The minimum inhibitory concentration (MIC) was considered to be the lowest concentration of the tested compound which inhibits growth of the microorganisms. The initial screening of the tested compounds showed promising activity of the compounds 5c, 9, 30 and 31 which encouraged the determination of their minimum inhibitory concentration (MIC) (
The best results were demonstrated by compounds 9, 30 and 31 as antibacteria, it possessed double the activity of the standard, Ampicillin against Bacillus subtilis RCMB 010067 (BS) 1.95 and 3.9 μg/ml respectively. Moderate activity against Staphylococcus aureus RCMB 0100010 (SA) and Escherichia coli RCMB 010052 (EC) were also demonstrated by compounds 9 and 30. On other hand moderate activity against Aspergillus fumigatus RCMB 02568 (AF) and Candida albicans RCMB 05036 (CA) were also demonstrated by compounds 5c and 31.

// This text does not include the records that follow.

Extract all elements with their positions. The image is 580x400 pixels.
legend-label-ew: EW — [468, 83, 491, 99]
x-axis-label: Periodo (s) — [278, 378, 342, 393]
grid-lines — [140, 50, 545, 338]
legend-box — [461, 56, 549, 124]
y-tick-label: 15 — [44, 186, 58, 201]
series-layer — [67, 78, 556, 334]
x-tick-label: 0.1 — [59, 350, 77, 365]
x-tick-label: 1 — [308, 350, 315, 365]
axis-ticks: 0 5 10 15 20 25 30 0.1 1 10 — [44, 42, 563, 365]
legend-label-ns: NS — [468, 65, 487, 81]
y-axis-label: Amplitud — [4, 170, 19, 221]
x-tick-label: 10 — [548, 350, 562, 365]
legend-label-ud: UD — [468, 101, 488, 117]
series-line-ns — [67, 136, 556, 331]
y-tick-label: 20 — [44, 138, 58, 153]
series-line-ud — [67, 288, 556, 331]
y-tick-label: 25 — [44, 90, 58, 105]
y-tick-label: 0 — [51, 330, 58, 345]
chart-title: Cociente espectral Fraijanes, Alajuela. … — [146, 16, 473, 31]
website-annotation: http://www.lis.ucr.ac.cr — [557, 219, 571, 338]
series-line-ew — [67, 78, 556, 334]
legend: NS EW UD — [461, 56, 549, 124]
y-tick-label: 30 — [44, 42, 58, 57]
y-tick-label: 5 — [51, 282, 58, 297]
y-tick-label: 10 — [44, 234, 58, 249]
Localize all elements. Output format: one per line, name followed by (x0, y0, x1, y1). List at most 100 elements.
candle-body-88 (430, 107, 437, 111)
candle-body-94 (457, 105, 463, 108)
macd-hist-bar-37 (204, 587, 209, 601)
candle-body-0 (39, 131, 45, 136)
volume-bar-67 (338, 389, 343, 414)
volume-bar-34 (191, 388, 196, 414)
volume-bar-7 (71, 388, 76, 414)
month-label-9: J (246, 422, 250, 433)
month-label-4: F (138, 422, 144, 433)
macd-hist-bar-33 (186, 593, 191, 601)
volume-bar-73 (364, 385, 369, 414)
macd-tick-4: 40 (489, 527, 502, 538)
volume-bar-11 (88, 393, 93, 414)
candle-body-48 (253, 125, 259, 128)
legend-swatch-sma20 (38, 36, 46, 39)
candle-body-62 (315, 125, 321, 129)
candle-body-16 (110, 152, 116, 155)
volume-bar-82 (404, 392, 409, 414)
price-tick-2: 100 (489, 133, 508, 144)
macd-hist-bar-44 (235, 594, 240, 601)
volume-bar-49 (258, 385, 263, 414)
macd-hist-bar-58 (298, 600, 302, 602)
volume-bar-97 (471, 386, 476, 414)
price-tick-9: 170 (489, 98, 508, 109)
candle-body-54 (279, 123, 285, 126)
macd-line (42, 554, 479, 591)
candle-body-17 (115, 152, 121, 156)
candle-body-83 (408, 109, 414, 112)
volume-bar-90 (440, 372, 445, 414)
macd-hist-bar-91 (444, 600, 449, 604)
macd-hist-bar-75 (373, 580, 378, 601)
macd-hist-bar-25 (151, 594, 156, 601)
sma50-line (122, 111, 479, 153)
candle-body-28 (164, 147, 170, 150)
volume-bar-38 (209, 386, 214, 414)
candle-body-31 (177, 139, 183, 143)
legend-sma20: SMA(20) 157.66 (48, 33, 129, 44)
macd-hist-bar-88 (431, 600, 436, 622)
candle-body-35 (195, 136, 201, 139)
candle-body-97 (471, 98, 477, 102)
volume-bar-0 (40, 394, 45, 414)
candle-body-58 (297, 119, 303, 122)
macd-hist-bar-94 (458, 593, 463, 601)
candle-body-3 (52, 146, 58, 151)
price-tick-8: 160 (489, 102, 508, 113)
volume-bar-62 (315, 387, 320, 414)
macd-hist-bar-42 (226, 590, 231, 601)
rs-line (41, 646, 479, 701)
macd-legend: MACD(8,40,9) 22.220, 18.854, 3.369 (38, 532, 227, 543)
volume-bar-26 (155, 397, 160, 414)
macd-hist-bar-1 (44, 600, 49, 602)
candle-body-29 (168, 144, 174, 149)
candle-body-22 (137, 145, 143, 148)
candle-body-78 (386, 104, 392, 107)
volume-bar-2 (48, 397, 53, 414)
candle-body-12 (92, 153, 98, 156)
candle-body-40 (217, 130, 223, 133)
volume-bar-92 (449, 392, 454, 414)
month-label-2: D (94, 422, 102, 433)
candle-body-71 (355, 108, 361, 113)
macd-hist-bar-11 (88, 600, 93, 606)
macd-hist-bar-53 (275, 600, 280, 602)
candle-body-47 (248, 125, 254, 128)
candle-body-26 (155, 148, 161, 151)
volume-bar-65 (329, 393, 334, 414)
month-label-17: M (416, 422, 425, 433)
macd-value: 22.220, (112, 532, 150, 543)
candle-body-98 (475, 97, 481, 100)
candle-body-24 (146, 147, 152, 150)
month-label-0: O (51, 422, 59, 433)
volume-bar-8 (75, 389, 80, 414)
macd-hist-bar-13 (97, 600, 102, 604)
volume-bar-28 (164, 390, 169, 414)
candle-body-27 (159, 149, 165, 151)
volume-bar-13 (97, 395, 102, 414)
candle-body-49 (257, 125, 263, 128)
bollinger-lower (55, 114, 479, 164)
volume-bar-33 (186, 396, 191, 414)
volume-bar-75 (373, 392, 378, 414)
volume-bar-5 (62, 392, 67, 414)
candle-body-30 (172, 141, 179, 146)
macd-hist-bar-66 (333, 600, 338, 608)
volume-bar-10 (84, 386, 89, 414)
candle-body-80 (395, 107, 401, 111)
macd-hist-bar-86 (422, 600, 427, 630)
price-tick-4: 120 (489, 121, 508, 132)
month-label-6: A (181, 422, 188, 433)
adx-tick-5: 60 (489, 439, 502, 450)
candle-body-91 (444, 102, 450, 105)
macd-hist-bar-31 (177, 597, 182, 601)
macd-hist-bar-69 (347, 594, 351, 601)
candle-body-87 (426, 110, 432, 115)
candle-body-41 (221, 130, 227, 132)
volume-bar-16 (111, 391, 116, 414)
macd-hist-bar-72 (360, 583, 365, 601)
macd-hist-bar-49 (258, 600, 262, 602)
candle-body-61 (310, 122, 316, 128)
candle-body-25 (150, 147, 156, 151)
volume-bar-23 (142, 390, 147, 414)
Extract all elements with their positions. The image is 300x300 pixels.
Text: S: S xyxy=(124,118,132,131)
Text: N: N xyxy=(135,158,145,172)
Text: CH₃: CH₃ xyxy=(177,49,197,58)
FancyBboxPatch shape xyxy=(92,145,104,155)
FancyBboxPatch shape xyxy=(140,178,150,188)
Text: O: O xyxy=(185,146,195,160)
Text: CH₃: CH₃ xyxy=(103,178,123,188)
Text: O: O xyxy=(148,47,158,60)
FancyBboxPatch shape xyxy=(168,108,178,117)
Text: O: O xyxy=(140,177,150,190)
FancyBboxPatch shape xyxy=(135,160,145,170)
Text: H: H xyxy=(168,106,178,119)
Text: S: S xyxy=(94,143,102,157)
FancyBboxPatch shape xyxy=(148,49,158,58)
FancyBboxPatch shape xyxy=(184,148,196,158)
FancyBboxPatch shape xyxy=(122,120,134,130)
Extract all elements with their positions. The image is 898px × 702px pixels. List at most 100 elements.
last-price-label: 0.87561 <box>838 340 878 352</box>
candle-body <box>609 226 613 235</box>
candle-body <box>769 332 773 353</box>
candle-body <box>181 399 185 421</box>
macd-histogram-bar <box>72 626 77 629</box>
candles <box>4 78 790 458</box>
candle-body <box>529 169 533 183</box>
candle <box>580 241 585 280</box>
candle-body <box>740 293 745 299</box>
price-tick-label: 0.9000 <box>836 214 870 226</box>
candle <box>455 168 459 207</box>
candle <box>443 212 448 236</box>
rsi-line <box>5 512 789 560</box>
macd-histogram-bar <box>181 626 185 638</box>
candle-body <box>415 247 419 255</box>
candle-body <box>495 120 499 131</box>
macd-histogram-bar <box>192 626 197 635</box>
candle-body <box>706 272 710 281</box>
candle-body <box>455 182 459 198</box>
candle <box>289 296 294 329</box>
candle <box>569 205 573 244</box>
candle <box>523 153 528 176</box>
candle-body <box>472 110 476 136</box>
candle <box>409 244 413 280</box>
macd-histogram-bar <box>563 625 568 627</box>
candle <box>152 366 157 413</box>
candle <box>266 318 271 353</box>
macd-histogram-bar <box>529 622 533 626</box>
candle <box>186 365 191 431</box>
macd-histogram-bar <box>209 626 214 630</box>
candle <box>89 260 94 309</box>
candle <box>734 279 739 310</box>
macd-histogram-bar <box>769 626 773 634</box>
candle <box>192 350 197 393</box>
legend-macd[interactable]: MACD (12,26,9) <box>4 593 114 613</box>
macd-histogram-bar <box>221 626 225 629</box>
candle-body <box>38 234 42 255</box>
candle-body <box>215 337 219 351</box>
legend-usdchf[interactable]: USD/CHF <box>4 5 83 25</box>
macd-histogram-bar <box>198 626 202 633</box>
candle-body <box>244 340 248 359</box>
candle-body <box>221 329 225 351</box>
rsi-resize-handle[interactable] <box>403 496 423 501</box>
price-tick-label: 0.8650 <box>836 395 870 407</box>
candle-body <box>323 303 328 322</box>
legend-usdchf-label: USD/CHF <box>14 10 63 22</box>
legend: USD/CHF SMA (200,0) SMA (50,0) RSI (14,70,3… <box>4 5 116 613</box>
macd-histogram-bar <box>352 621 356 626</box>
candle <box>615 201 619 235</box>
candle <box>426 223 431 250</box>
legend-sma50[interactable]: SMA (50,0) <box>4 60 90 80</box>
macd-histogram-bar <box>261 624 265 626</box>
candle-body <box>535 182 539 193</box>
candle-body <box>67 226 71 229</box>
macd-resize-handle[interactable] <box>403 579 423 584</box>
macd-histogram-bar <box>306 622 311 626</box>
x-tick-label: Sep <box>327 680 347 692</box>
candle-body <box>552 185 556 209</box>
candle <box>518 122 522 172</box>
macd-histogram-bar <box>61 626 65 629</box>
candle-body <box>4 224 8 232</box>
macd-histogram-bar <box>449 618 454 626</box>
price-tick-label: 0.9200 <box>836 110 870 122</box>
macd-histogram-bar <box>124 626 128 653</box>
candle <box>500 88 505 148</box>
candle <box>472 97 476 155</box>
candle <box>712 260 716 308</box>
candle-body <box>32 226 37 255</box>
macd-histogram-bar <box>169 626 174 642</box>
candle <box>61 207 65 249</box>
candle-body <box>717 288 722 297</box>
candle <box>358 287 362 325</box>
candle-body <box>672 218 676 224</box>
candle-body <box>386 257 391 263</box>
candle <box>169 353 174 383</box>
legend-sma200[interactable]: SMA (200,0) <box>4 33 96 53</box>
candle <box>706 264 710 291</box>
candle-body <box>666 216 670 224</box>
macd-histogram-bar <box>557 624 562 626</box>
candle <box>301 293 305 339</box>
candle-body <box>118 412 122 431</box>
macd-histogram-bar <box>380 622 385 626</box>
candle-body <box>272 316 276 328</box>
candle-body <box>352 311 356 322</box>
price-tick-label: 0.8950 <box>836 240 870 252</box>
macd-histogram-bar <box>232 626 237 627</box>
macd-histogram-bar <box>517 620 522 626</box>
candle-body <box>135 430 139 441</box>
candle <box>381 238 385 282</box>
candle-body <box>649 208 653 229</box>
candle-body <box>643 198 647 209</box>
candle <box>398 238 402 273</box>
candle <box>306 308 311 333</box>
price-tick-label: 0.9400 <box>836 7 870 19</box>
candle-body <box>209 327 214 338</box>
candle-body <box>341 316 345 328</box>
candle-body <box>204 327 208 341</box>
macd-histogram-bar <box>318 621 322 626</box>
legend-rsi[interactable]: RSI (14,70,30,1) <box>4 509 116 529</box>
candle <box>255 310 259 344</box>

Comp. No. | Inhibition % ± standard deviation | |||||
---|---|---|---|---|---|---|
Gram positive bacteria | Ggram negative e bacteria | Fungal | ||||
SA | BS | PA | ES | AF | CA | |
5c | 56.85 ± 0.58 | 68.32 ± 1.2 | NA | 46.32 ± 0.58 | 89.25 ± 0.72 | 80.23 ± 1.2 |
7 | 21.25 ± 0.58 | 25.63 ± 0.28 | NA | 14.63 ± 0.2 | 11.22 ± 0.28 | 9.32 ± 0.72 |
9 | 82.63 ± 0.75 | 90.42 ± 0.28 | NA | 72.46 ± 0.28 | 64.35 ± 0.58 | 52.14 ± 0.63 |
11 | 76.8 ± 0.58 | 89.4 ± 0.63 | NA | 63.5 ± 0.72 | 90.3 ± 0.58 | 83.6 ± 0.28 |
13a | 72.14 ± 0.58 | 81.32 ± 0.63 | NA | 64.21 ± 0.63 | 52.63 ± 0.58 | 42.18 ± 1.2 |
27 | 32.6 ± 0.63 | 40.4 ± 0.85 | NA | 23.6 ± 1.2 | 20.3 ± 1.2 | 15.4 ± 0.58 |
30 | 90.3 ± 1.2 | 92.4 ± 0.72 | NA | 71.6 ± 0.93 | 72.4 ± 0.58 | 62.5 ± 0.28 |
31 | 76.8 ± 0.58 | 89.4 ± 0.63 | NA | 63.5 ± 0.72 | 90.3 ± 0.58 | 83.6 ± 0.28 |
Ampicillin | 96.52 ± 0.2 | 99.65 ± 0.3 | ||||
Gentamicin | 89.23 ± 0.1 | 82.14 ± 0.3 | ||||
Amphotericin B | 96.25 ± 0.1 | 91.29 ± 0.1 |
Comp. No. | Minimum inhibitory concentration (µg/ml) | |||||
---|---|---|---|---|---|---|
Gram positive bacteria | Gram negative e bacteria | Fungi | ||||
SA | BS | PA | EC | AF | CA | |
5c | 31.25 | 15.63 | NA | 62.5 | 3.9 | 3.9 |
9 | 3.9 | 1.95 | NA | 7.81 | 15.63 | 31.25 |
30 | 1.95 | 1.95 | NA | 7.81 | 7.81 | 15.63 |
31 | 7.81 | 1.95 | NA | 15.63 | 1.95 | 3.9 |
Ampicillin | 0.98 | 3.9 | ||||
Gentamicin | 1.95 | 3.9 | ||||
Amphotericin B | 0.98 | 1.95 |
In the present work, we synthesized novel series of 3-substituted indole by reaction of indole-3-carboxaldehyde derivative with different reagents. Screening for some selected compounds was carried for their potential antibacterial, antifungal activity. Most of the tested compounds revealed better activity against the Gram-positive rather than the Gram negative bacteria. All test compounds were found to be inactive against Pseudomonas aeuroginosa. Compounds 9, 30 and 31 exhibited excellent activity against Staphylococcus aureus, Bacillus subtilis and Escherichia coli compared with the standards drugs, while compounds 5c, 11 and 31 have strong antifunger activity against Aspergillus fumigatus and Candida albicans comparable to Amphotericin B.